SYDNEY (Reuters) – Australia is not looking at renaming Taiwan’s de facto embassy in the country and remains committed to its one-China policy, foreign minister Marise Payne said on Wednesday, amid strain in diplomatic ties with Beijing.
Payne said she had not held any talks with Taiwan, a self-ruled island that China claims as its own, about the possibility of changing the name of its representative office in Australia. “No discussions of that nature,” Payne told a news briefing held in the capital of Canberra with visiting Lithuanian Foreign Minister Gabrielius Landsbergis. “Australia remains committed to our one-China policy.”
The comments came as China downgraded ties with Lithuania and pressed multinationals to sever links with the Baltic state after the island opened a Taiwanese Representative Office in Vilnius last year, avoiding use of the more common term, Taipei.
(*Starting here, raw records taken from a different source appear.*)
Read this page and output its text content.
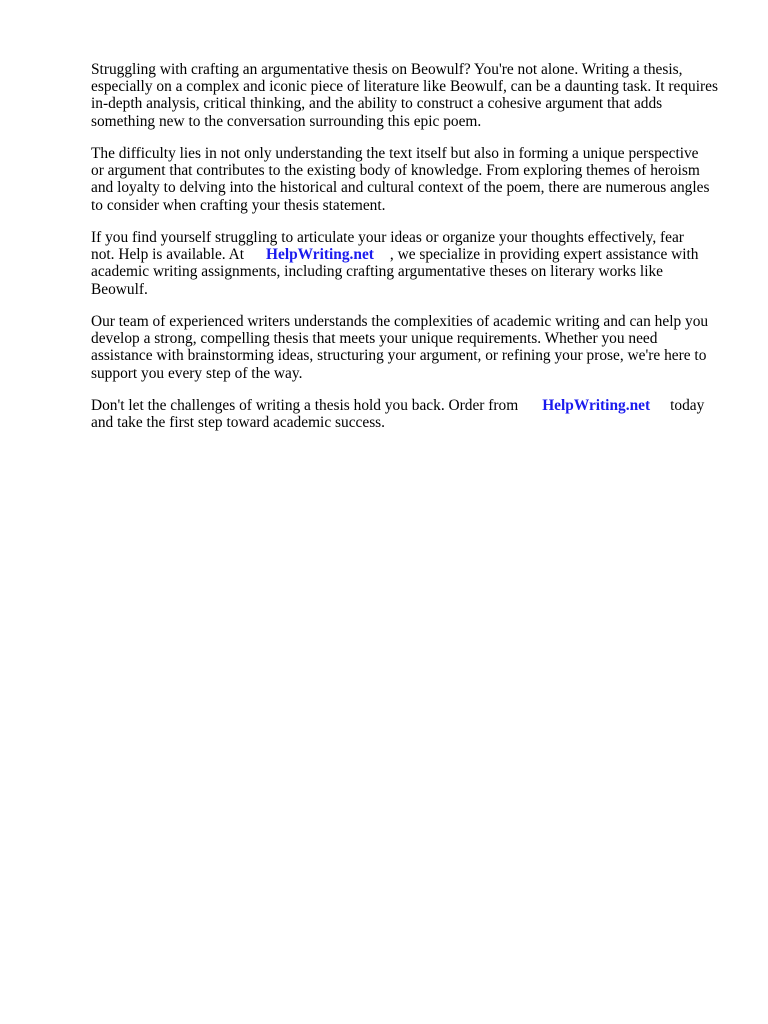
Struggling with crafting an argumentative thesis on Beowulf? You're not alone. Writing a thesis,
especially on a complex and iconic piece of literature like Beowulf, can be a daunting task. It requires
in-depth analysis, critical thinking, and the ability to construct a cohesive argument that adds
something new to the conversation surrounding this epic poem.

The difficulty lies in not only understanding the text itself but also in forming a unique perspective
or argument that contributes to the existing body of knowledge. From exploring themes of heroism
and loyalty to delving into the historical and cultural context of the poem, there are numerous angles
to consider when crafting your thesis statement.

If you find yourself struggling to articulate your ideas or organize your thoughts effectively, fear
not. Help is available. At HelpWriting.net , we specialize in providing expert assistance with
academic writing assignments, including crafting argumentative theses on literary works like
Beowulf.

Our team of experienced writers understands the complexities of academic writing and can help you
develop a strong, compelling thesis that meets your unique requirements. Whether you need
assistance with brainstorming ideas, structuring your argument, or refining your prose, we're here to
support you every step of the way.

Don't let the challenges of writing a thesis hold you back. Order from HelpWriting.net today
and take the first step toward academic success.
Australia has also joined the United States and Britain in backing a European Union trade case against China at the WTO over Beijing’s alleged trade curbs on Lithuania that it says threaten the integrity of the EU’s single market.
Landsbergis, who was in Canberra to open Lithuania’s embassy, welcomed Australia’s WTO move, adding that said nations seeking to use trade as a retaliatory measure must be reminded that “like-minded countries have tools and regulations that help withstand the coercion.” The Lithuanian minister added, “For quite a while, Australia was probably one of the main examples when China was using economy and trade as a political instrument … now Lithuania joins this exclusive club.”
Relations between Australia and top trade partner China are at a low ebb over after Canberra banned Huawei Technologies from its 5G broadband network in 2018 and called for an independent investigation into the origins of COVID-19. Beijing responded with tariffs on several Australian commodities, such as barley, beef, coal and wine.